Right now, Belle is hoarding Kera because she can't deal with what happened and is using Kera's current demeanor to justify wallowing in sadness and remorse. She's deluded, Pilate is ignorant, Rainbow is tempermental, and everyone else is trying to stay sane between all this, and it's simply not working.
And it's cold outside . . .
Zaid is progressively becoming more awesome.
Umm...yea...what JustAnotherTimeLord said.
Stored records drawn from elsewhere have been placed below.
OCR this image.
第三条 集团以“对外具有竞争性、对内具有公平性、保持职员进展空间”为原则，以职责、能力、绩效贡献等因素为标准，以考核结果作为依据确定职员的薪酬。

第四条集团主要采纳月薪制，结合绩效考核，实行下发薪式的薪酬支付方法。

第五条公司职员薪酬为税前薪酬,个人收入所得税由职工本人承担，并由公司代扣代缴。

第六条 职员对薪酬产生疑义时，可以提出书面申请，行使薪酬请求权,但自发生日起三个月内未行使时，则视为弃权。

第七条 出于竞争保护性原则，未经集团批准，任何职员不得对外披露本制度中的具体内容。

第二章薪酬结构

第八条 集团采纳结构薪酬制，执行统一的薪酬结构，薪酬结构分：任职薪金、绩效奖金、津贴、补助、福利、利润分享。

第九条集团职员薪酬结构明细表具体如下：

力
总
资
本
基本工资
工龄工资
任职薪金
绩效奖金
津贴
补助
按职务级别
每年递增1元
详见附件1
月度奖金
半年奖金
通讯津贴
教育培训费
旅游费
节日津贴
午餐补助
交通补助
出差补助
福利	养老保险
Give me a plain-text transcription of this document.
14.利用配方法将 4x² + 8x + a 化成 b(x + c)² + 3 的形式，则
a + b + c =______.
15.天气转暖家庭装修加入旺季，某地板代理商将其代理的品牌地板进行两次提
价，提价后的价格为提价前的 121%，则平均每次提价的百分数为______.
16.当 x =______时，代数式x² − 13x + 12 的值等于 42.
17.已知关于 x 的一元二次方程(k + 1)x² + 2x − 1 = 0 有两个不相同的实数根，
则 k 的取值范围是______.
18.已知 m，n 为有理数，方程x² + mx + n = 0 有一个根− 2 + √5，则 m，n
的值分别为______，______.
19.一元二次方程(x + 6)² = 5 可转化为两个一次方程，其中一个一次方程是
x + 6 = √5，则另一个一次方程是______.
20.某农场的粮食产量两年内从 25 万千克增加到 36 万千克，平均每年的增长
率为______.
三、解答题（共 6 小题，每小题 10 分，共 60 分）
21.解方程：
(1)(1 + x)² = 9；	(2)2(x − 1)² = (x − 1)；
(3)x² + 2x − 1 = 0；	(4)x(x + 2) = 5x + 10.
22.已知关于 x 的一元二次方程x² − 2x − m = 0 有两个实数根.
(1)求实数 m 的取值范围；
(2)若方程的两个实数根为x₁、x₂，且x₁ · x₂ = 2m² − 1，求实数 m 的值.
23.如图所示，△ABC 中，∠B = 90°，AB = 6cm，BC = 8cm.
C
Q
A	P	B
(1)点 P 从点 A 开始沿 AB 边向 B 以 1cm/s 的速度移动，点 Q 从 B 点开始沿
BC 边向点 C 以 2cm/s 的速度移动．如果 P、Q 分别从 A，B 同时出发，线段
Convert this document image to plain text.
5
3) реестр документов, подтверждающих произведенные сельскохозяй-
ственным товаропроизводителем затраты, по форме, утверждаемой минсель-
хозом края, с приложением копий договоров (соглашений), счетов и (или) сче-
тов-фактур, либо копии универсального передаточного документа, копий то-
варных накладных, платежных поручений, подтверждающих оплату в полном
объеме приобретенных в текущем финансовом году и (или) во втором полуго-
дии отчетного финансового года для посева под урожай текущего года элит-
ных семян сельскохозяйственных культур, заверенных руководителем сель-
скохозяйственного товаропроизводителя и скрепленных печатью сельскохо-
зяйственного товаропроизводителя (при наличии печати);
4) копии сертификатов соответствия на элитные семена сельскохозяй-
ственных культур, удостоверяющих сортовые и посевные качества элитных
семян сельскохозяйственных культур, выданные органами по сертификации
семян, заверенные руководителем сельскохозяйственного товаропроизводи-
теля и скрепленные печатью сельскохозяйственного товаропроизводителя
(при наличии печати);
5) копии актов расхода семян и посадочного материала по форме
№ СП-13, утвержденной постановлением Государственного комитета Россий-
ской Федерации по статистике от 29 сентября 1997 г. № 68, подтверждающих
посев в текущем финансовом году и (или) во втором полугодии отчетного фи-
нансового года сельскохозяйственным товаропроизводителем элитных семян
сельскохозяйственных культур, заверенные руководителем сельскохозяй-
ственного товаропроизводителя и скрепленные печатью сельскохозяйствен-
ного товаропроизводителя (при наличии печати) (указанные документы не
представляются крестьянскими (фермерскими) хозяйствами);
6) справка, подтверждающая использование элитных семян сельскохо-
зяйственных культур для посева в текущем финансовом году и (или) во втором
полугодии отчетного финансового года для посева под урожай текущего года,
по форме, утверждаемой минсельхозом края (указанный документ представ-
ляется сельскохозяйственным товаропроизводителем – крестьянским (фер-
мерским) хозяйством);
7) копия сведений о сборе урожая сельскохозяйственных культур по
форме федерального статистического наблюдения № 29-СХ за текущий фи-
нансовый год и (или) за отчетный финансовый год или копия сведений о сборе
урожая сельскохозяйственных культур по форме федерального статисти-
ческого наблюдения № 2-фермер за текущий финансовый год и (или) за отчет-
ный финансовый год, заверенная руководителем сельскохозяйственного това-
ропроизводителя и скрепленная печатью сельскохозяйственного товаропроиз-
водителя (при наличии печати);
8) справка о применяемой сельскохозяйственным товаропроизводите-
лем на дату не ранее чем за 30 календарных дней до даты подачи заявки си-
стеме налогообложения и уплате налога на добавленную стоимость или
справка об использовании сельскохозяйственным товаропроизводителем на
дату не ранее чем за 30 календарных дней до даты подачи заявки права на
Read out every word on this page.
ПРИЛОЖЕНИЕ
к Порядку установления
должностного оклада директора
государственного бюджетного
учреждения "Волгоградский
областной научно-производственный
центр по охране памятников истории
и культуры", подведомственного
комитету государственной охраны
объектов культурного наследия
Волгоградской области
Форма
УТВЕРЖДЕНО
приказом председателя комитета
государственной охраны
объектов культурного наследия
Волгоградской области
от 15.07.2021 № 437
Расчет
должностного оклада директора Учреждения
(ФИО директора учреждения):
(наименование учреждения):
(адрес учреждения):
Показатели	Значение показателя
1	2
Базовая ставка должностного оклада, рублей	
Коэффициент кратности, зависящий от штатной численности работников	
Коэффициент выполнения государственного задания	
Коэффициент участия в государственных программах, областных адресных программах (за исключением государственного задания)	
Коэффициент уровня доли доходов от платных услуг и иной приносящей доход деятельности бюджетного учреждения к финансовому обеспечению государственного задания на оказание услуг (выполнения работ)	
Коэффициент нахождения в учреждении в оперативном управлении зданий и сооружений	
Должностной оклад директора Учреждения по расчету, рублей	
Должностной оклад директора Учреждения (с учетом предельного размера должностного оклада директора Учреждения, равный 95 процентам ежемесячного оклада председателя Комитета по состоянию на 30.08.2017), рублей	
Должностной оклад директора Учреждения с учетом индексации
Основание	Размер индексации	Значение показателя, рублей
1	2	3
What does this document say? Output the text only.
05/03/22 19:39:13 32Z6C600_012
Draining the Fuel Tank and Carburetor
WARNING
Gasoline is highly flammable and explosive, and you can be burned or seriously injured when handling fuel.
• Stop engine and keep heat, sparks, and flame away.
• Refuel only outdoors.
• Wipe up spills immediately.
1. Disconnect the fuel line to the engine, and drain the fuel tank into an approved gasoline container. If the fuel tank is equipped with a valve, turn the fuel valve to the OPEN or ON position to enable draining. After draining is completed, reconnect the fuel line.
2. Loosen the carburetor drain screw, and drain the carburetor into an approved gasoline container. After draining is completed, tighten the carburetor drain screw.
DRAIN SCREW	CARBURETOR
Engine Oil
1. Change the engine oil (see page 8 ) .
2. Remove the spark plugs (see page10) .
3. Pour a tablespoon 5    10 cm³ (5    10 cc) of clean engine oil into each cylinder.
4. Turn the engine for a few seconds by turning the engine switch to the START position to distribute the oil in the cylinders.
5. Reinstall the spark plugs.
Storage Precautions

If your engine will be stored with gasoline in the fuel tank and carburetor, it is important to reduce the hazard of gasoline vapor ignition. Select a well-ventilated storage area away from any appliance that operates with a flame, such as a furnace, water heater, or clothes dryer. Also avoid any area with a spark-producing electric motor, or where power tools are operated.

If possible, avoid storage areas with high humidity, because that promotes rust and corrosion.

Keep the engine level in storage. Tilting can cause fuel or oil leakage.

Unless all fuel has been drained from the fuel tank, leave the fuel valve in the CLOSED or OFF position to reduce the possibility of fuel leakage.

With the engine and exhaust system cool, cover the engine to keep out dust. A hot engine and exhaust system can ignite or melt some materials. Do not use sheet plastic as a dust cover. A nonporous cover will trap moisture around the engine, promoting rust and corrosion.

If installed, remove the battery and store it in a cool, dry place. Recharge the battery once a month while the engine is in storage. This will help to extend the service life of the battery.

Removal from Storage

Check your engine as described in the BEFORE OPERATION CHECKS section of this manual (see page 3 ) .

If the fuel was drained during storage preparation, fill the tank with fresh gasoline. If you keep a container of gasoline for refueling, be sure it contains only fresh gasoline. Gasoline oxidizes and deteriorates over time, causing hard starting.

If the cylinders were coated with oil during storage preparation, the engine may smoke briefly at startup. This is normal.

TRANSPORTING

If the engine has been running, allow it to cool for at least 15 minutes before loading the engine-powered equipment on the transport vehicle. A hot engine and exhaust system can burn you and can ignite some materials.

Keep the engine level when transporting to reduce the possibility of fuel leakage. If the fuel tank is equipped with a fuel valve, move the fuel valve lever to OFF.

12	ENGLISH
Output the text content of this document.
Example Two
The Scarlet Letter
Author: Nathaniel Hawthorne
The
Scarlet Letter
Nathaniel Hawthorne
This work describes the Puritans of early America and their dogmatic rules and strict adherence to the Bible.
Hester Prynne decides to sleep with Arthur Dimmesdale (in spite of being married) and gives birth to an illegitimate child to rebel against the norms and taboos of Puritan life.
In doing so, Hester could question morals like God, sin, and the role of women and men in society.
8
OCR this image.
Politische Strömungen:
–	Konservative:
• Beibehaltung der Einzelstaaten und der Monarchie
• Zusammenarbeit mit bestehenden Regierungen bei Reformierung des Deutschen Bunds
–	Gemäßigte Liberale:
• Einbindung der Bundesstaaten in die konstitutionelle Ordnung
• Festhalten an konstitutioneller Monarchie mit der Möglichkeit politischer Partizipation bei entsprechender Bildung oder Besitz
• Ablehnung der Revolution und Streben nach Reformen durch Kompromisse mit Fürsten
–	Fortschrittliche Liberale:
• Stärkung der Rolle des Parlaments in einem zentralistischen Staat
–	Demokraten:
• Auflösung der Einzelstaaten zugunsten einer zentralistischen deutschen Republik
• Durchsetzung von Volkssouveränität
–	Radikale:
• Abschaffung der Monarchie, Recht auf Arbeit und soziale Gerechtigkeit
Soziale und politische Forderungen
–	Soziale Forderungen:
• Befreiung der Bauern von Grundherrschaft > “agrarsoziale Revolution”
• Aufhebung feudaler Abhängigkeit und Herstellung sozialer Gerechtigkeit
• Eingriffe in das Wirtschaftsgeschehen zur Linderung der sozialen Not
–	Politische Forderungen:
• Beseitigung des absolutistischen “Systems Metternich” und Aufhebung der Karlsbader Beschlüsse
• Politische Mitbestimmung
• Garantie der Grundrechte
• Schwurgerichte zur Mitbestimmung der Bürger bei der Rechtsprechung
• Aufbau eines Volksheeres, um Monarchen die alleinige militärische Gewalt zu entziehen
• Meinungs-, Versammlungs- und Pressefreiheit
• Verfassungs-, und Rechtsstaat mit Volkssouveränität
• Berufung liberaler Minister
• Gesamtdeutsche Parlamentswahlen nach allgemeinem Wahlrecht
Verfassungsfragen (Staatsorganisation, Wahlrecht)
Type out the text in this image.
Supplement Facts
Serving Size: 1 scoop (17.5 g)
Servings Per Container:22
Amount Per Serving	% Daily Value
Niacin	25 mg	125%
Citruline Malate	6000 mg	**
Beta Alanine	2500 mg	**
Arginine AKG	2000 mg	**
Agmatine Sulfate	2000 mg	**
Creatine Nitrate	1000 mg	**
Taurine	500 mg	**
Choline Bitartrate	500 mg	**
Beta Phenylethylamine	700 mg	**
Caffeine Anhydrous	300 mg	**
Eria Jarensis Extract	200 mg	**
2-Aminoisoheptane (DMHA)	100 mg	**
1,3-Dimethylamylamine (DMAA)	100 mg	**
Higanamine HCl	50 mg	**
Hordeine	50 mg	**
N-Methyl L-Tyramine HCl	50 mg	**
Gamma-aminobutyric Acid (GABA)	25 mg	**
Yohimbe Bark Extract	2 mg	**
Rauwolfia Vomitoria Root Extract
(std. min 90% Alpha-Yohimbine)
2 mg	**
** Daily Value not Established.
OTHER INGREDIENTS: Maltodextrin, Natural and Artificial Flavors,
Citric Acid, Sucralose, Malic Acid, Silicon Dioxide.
5788369 Pilate I think is less ignorant and more... Lost, He can't see anymore and everyone else has Kind of abandoned him. He feels Empty and hopeless. The rest though? Pretty much spot on to how I feel. Belle Is so caught up in her own sorrow that she's Incapable of helping Kera the way she needs. Comfort, rest and company yes, but she WAS and IS a child, she also needs Sunshine and happiness and friends and locked away in a dark room she's Really only getting Rest and company.
Belle, once generous is hoarding Kera away. Pilate, once the navigator is lost. Rainbow, once the leader that brought them together is doing nothing to keep them that way.
Ahaha, oh god
You write some god-tier banter, my friend
And hell, that scene with Zaid and Kera made me feel like a motherfucker... and Belle's actions make perfect sense, really. She's been through a lot too, and she's clinging to the only way she knows how to keep control of her spiral of a life.
There should be a comma before "period" or this sentence has a totally different meaning.
I'm really digging belle and pilate growing and not being perfect.
Hey, somepony's possibly started to crack Kera's shell... so of course Belle has to take offense at the first sign of progress for this whole crew in ages.
For the love of God, Belle! Kera had more of a reaction after a few minutes of being outside of that room than she did with apparently weeks spent in there! Besides, if you're going through real traumatic depression, you really shouldn't keep yourself in just silence and darkness and sleep. That's how you drive yourself further down into depression, not how you fix it.
Zaid... I didn't expect to like him as much as I do now. He's a goofball and he's straight up insane sometimes, but he has a great heart and he's actually pretty smart when he wants to be. Hopefully he can keep breaking through to Kera.
Or backup manacore container, as it were.
I miss Roarke.
That sentence would probably be less ambiguous with a comma.
Also sheesh. RD is a dunce, Belle is a dunce, what is it with this ship of unhappy fools?